A dix jours de la présidentielle en Iran, la campagne s’intensifie entre les six candidats en lice, qui divergent sur la stratégie pour relancer l’économie, affectée par les sévères sanctions internationales.
Jusqu’à présent feutrée, la campagne devrait s’animer à l’approche de cette élection organisée à la hâte pour remplacer le président Ebrahim Raïssi, décédé en mai dans un accident d’hélicoptère.
La dernière ligne droite a débuté avec le premier des cinq débats télévisés qui a rassemblé les six candidats lundi soir.
Durant quatre heures, ils ont détaillé leurs solutions pour résoudre les problèmes économiques, préoccupation centrale des électeurs, dont beaucoup peinent à joindre les deux bouts.
Les quelque 85 millions d’Iraniens sont en effet confrontés à une très forte inflation, de l’ordre de 40%, à un chômage élevé et à la dépréciation record du rial, la monnaie nationale, par rapport au dollar.

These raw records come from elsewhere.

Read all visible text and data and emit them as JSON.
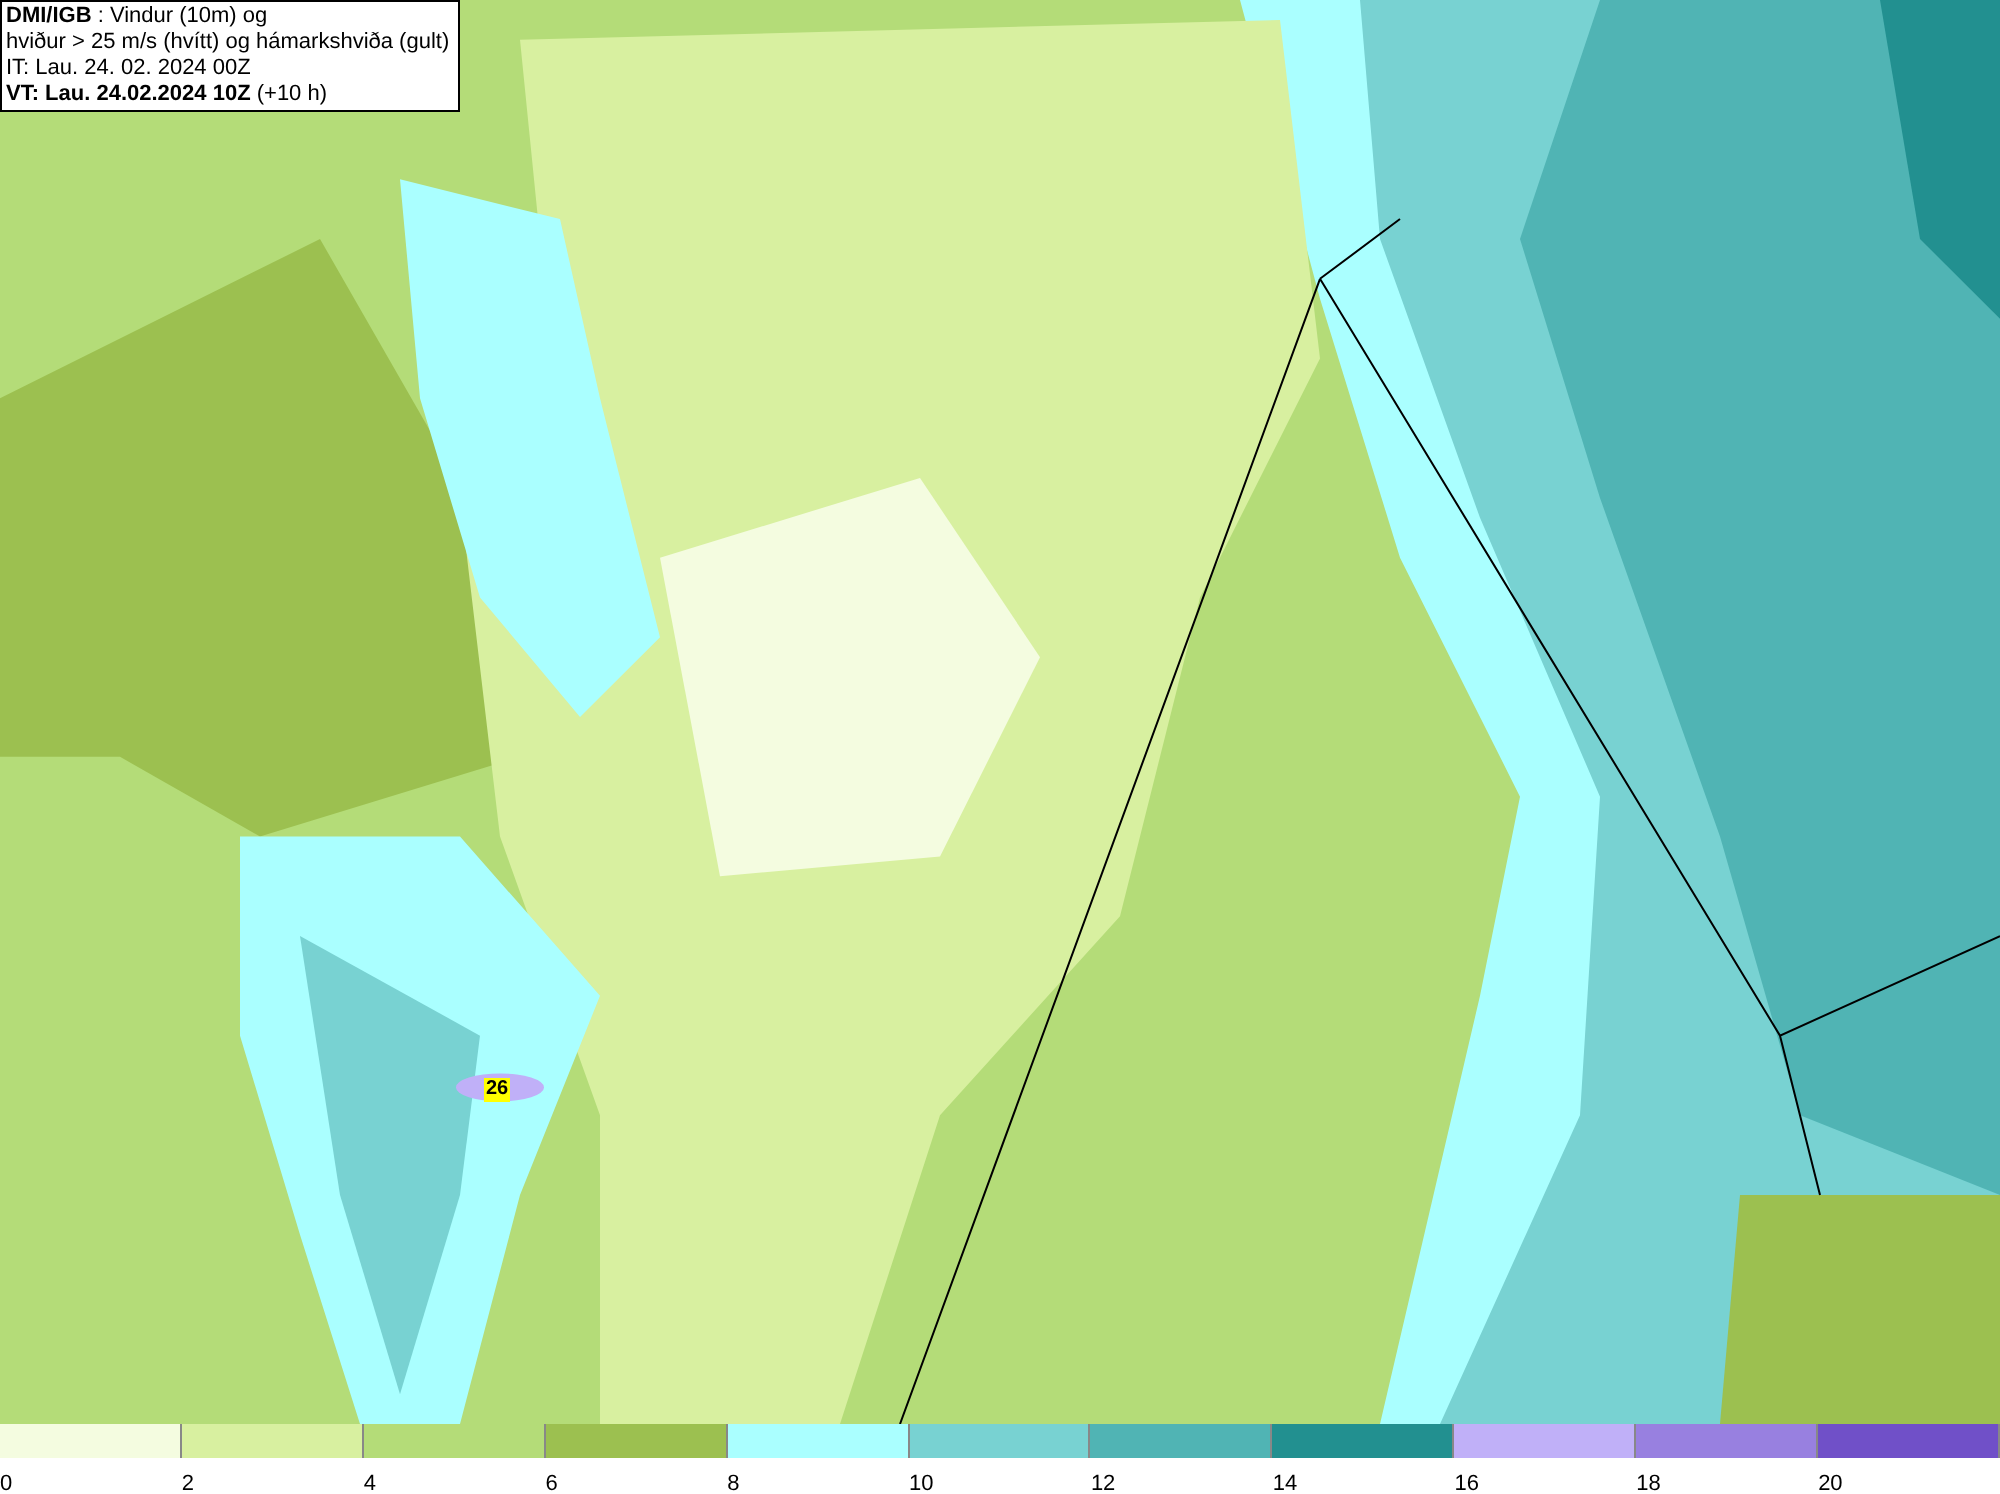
{
  "header": {
    "lines": [
      "**DMI/IGB** : Vindur (10m) og",
      "hviður > 25 m/s (hvítt) og hámarkshviða (gult)",
      "IT: Lau. 24. 02. 2024 00Z",
      "**VT: Lau. 24.02.2024 10Z** (+10 h)"
    ]
  },
  "map": {
    "gust_labels": [
      {
        "text": "26"
      }
    ]
  },
  "legend": {
    "bins": [
      {
        "color": "#f4fce0",
        "label": "0"
      },
      {
        "color": "#d8f0a0",
        "label": "2"
      },
      {
        "color": "#b4dc78",
        "label": "4"
      },
      {
        "color": "#9cc050",
        "label": "6"
      },
      {
        "color": "#aaffff",
        "label": "8"
      },
      {
        "color": "#78d2d2",
        "label": "10"
      },
      {
        "color": "#50b4b4",
        "label": "12"
      },
      {
        "color": "#229090",
        "label": "14"
      },
      {
        "color": "#c0b0f8",
        "label": "16"
      },
      {
        "color": "#9880e0",
        "label": "18"
      },
      {
        "color": "#7050c8",
        "label": "20"
      }
    ]
  }
}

Le gouvernement vante néanmoins la bonne tenue de la croissance, qui s’est élevée à 5,7% durant les 12 mois clos en mars. Il table sur 8% pour cette année, grâce à la progression des exportations d’hydrocarbures.
« Je promets aux travailleurs et aux retraités que nous renforcerons l’économie » afin de lutter « contre l’inflation » et de « préserver leur pouvoir d’achat », a déclaré lors du débat Mohammad-Bagher Ghalibaf, le président du Parlement.

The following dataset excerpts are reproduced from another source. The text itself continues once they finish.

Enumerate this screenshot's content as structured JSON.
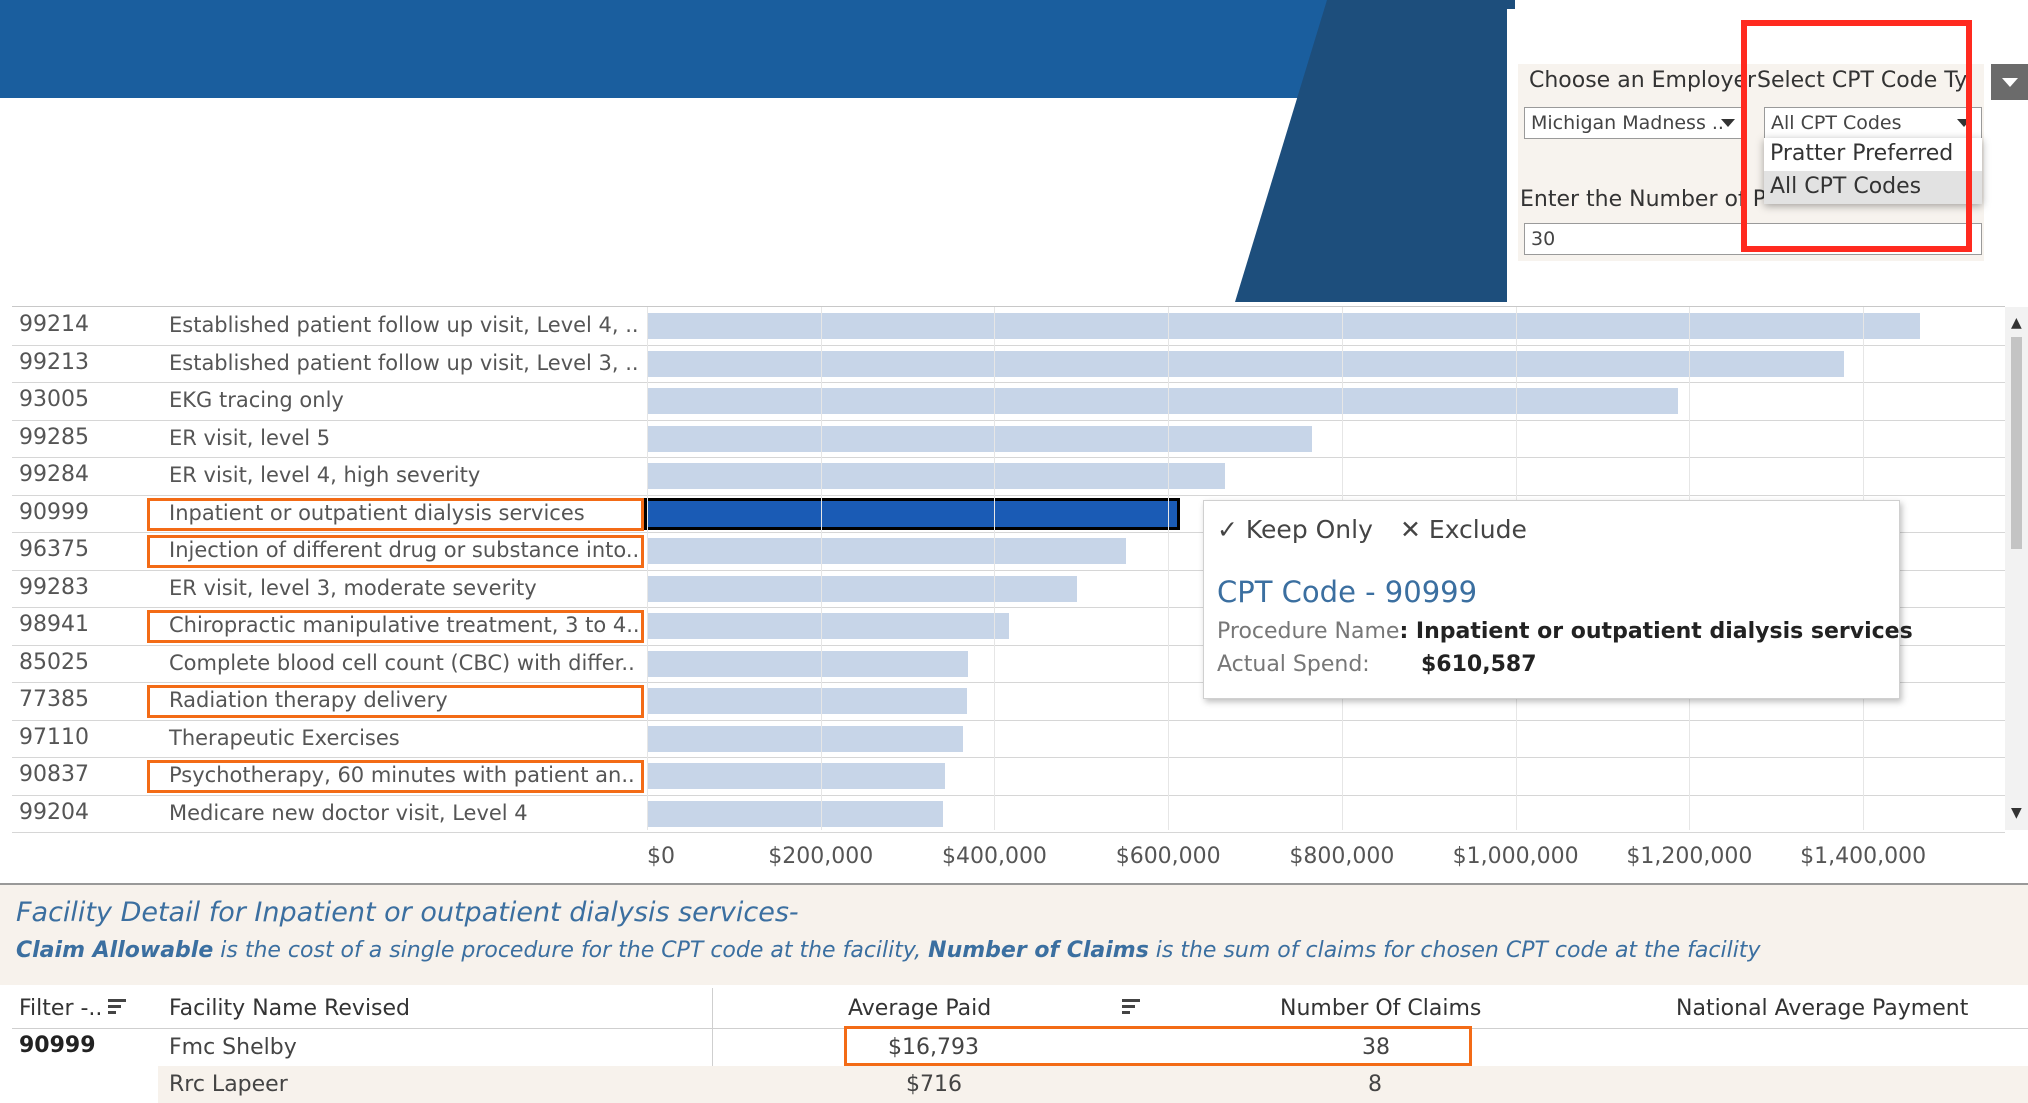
{
  "filters": {
    "employer_label": "Choose an Employer",
    "employer_value": "Michigan Madness ..",
    "cpt_type_label": "Select CPT Code Typ",
    "cpt_type_value": "All CPT Codes",
    "cpt_type_options": [
      "Pratter Preferred",
      "All CPT Codes"
    ],
    "num_procedures_label": "Enter the Number of Procedures to Display",
    "num_procedures_value": "30"
  },
  "chart_data": {
    "type": "bar",
    "orientation": "horizontal",
    "categories": [
      {
        "code": "99214",
        "name": "Established patient follow up visit, Level 4, .."
      },
      {
        "code": "99213",
        "name": "Established patient follow up visit, Level 3, .."
      },
      {
        "code": "93005",
        "name": "EKG tracing only"
      },
      {
        "code": "99285",
        "name": "ER visit, level 5"
      },
      {
        "code": "99284",
        "name": "ER visit, level 4, high severity"
      },
      {
        "code": "90999",
        "name": "Inpatient or outpatient dialysis services"
      },
      {
        "code": "96375",
        "name": "Injection of different drug or substance into.."
      },
      {
        "code": "99283",
        "name": "ER visit, level 3, moderate severity"
      },
      {
        "code": "98941",
        "name": "Chiropractic manipulative treatment, 3 to 4.."
      },
      {
        "code": "85025",
        "name": "Complete blood cell count (CBC) with differ.."
      },
      {
        "code": "77385",
        "name": "Radiation therapy delivery"
      },
      {
        "code": "97110",
        "name": "Therapeutic Exercises"
      },
      {
        "code": "90837",
        "name": "Psychotherapy, 60 minutes with patient an.."
      },
      {
        "code": "99204",
        "name": "Medicare new doctor visit, Level 4"
      }
    ],
    "values": [
      1465000,
      1378000,
      1187000,
      766000,
      665000,
      610587,
      551000,
      495000,
      417000,
      370000,
      368000,
      364000,
      343000,
      341000
    ],
    "selected_index": 5,
    "highlighted_names": [
      5,
      6,
      8,
      10,
      12
    ],
    "xlim": [
      0,
      1500000
    ],
    "x_ticks": [
      "$0",
      "$200,000",
      "$400,000",
      "$600,000",
      "$800,000",
      "$1,000,000",
      "$1,200,000",
      "$1,400,000"
    ],
    "x_tick_values": [
      0,
      200000,
      400000,
      600000,
      800000,
      1000000,
      1200000,
      1400000
    ],
    "bar_color": "#c7d5e8",
    "selected_color": "#1a5bb5"
  },
  "tooltip": {
    "keep_only": "Keep Only",
    "exclude": "Exclude",
    "title": "CPT Code - 90999",
    "procedure_label": "Procedure Name",
    "procedure_value": ": Inpatient or outpatient dialysis services",
    "spend_label": "Actual Spend:",
    "spend_value": "$610,587"
  },
  "detail": {
    "title": "Facility Detail for Inpatient or outpatient dialysis services-",
    "desc_term1": "Claim Allowable",
    "desc_part1": " is the cost of a single procedure for the CPT code at the facility, ",
    "desc_term2": "Number of Claims",
    "desc_part2": " is the sum of claims for chosen CPT code at the facility",
    "columns": [
      "Filter -..",
      "Facility Name Revised",
      "Average Paid",
      "Number Of Claims",
      "National Average Payment"
    ],
    "filter_value": "90999",
    "rows": [
      {
        "facility": "Fmc Shelby",
        "avg_paid": "$16,793",
        "claims": "38"
      },
      {
        "facility": "Rrc Lapeer",
        "avg_paid": "$716",
        "claims": "8"
      }
    ]
  },
  "colors": {
    "header_blue": "#1a5e9e",
    "header_dark": "#1d4e7c",
    "annotation_red": "#ff2a1f",
    "annotation_orange": "#f36b16",
    "link_blue": "#3b6fa0"
  }
}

En l’absence de sondages, ce candidat conservateur est considéré par les experts comme l’un des trois favoris de l’élection, avec Saïd Jalili, l’ancien négociateur ultraconservateur du dossier nucléaire, et Massoud Pezeshkian, député de Tabriz (nord-ouest) et ancien ministre de la Santé.

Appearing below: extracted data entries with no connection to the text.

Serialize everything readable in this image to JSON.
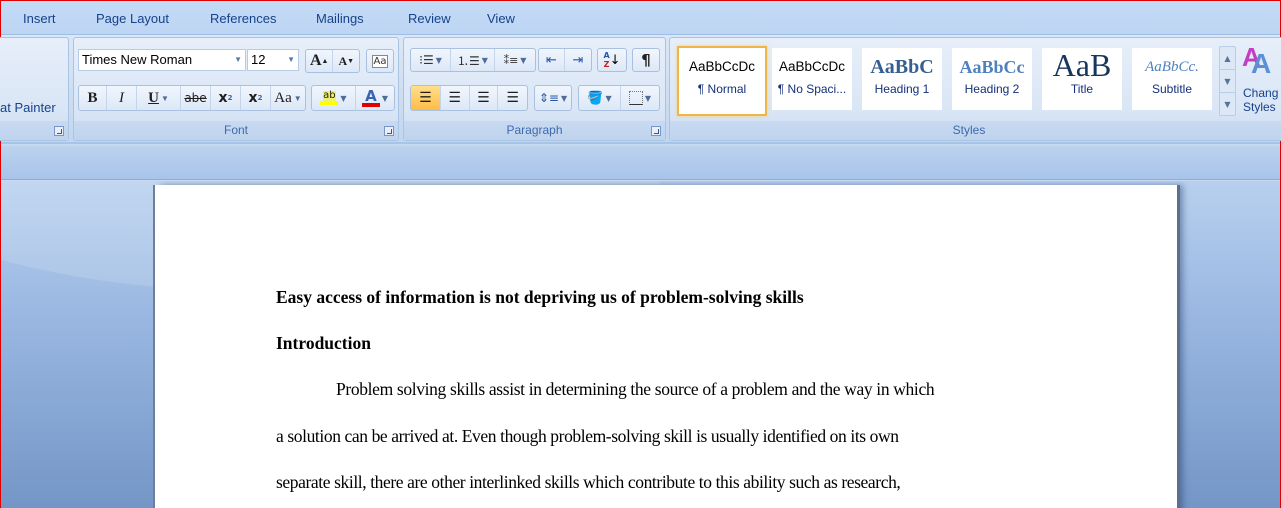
{
  "tabs": [
    "Insert",
    "Page Layout",
    "References",
    "Mailings",
    "Review",
    "View"
  ],
  "clipboard": {
    "format_painter_label": "at Painter"
  },
  "font_group": {
    "label": "Font",
    "font_name": "Times New Roman",
    "font_size": "12",
    "grow_font_icon": "A",
    "shrink_font_icon": "A",
    "bold": "B",
    "italic": "I",
    "underline": "U",
    "strikethrough": "abe",
    "subscript": "x",
    "superscript": "x",
    "change_case": "Aa",
    "highlight_color": "#ffff00",
    "font_color": "#e00000"
  },
  "paragraph_group": {
    "label": "Paragraph",
    "sort_icon_text": "A Z",
    "show_marks": "¶"
  },
  "styles_group": {
    "label": "Styles",
    "styles": [
      {
        "sample": "AaBbCcDc",
        "name": "¶ Normal",
        "selected": true
      },
      {
        "sample": "AaBbCcDc",
        "name": "¶ No Spaci...",
        "selected": false
      },
      {
        "sample": "AaBbC",
        "name": "Heading 1",
        "selected": false
      },
      {
        "sample": "AaBbCc",
        "name": "Heading 2",
        "selected": false
      },
      {
        "sample": "AaB",
        "name": "Title",
        "selected": false
      },
      {
        "sample": "AaBbCc.",
        "name": "Subtitle",
        "selected": false
      }
    ],
    "change_styles_label_1": "Chang",
    "change_styles_label_2": "Styles"
  },
  "document": {
    "title": "Easy access of information is not depriving us of problem-solving  skills",
    "heading": "Introduction",
    "lines": [
      "Problem solving skills assist in determining the source of a problem  and the way in which",
      "a solution can be arrived at. Even though problem-solving  skill is usually identified on its own",
      "separate skill, there are other interlinked skills which contribute to this ability such as research,"
    ]
  }
}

Ce dernier a la lourde tâche de ranimer le courant réformateur qui a perdu ces dernières années l’influence politique qu’il avait depuis la révolution islamique de 1979.
Levée des sanctions
Aucune personnalité réformatrice ou modérée n’avait été autorisée à se présenter à la présidentielle de 2021, après avoir été disqualifiée par le Conseil des gardiens de la Constitution, organe dominé par les conservateurs. Ce scrutin avait été facilement remportée par Ebrahim Raïssi, le candidat du camp conservateur et ultraconservateur, soutenu par le guide suprême, l’ayatollah Ali Khamenei.
Au cours du débat télévisé, trois des six candidats, dont MM. Ghalibaf et Pezeshkian, ont estimé que la priorité devait être donnée à la levée des sanctions affectant l’économie depuis la sortie unilatérale des Etats-Unis de l’accord sur le nucléaire en 2018.
Washington impose notamment un embargo sur les produits pétroliers, l’aéronautique et le secteur minier. Il interdit l’utilisation du dollar dans les transactions commerciales avec l’Iran.
« Si nous pouvions lever les sanctions, les Iraniens pourraient vivre confortablement », a assuré M. Pezeshkian mardi, en affirmant que, s’il était élu, l’Iran ne serait « ni anti-Occident ni anti-Est ».
Pour lui, « il est impossible d’atteindre l’objectif d’une croissance de 8% » sans rétablir des relations économiques normales « avec les autres pays », dont les Occidentaux, qui ont totalement déserté l’Iran ces dernières années.
L’un de ses soutiens, l’ex-ministre des Affaires étrangères Javad Zarif a rappelé que l’Iran avait bénéficié d’« une inflation à un chiffre et d’une croissance économique à deux chiffres » à la suite de l’accord sur le nucléaire conclu en 2015 avec les grandes puissances.
Un autre candidat, le conservateur Amir Hossein Ghazizadeh Hashemi, a évalué à « 250 milliards de dollars » le montant des investissements nécessaires, notamment pour moderniser les secteurs clés de production de pétrole et de gaz.
A cause des sanctions, « les transferts financiers sont devenus impossibles et notre économie est bloquée », a regretté Mostafa Pourmohammadi, le seul religieux candidat à la présidentielle.
Mais pour son concurrent Alireza Zakani, le maire ultraconservateur de Téhéran, « les problèmes de l’économie iranienne ne sont pas liés aux cruelles sanctions américaines ». « Nous devons promouvoir l’indépendance du pays », notamment en « dédollarisant l’économie », a-t-il proposé.
Durant les trois ans de sa présidence, Ebrahim Raïssi a mené une politique d’ouverture « à l’est », notamment en renforçant les liens économiques avec la Chine et la Russie, tout en se rabibochant avec les pays arabes, son rival saoudien en tête.
Dans le même temps, les relations ont continué à se détériorer avec les pays occidentaux, en particulier depuis le début de la guerre dans la bande de Gaza en octobre, Téhéran se présentant comme le premier soutien du mouvement palestinien Hamas contre Israël.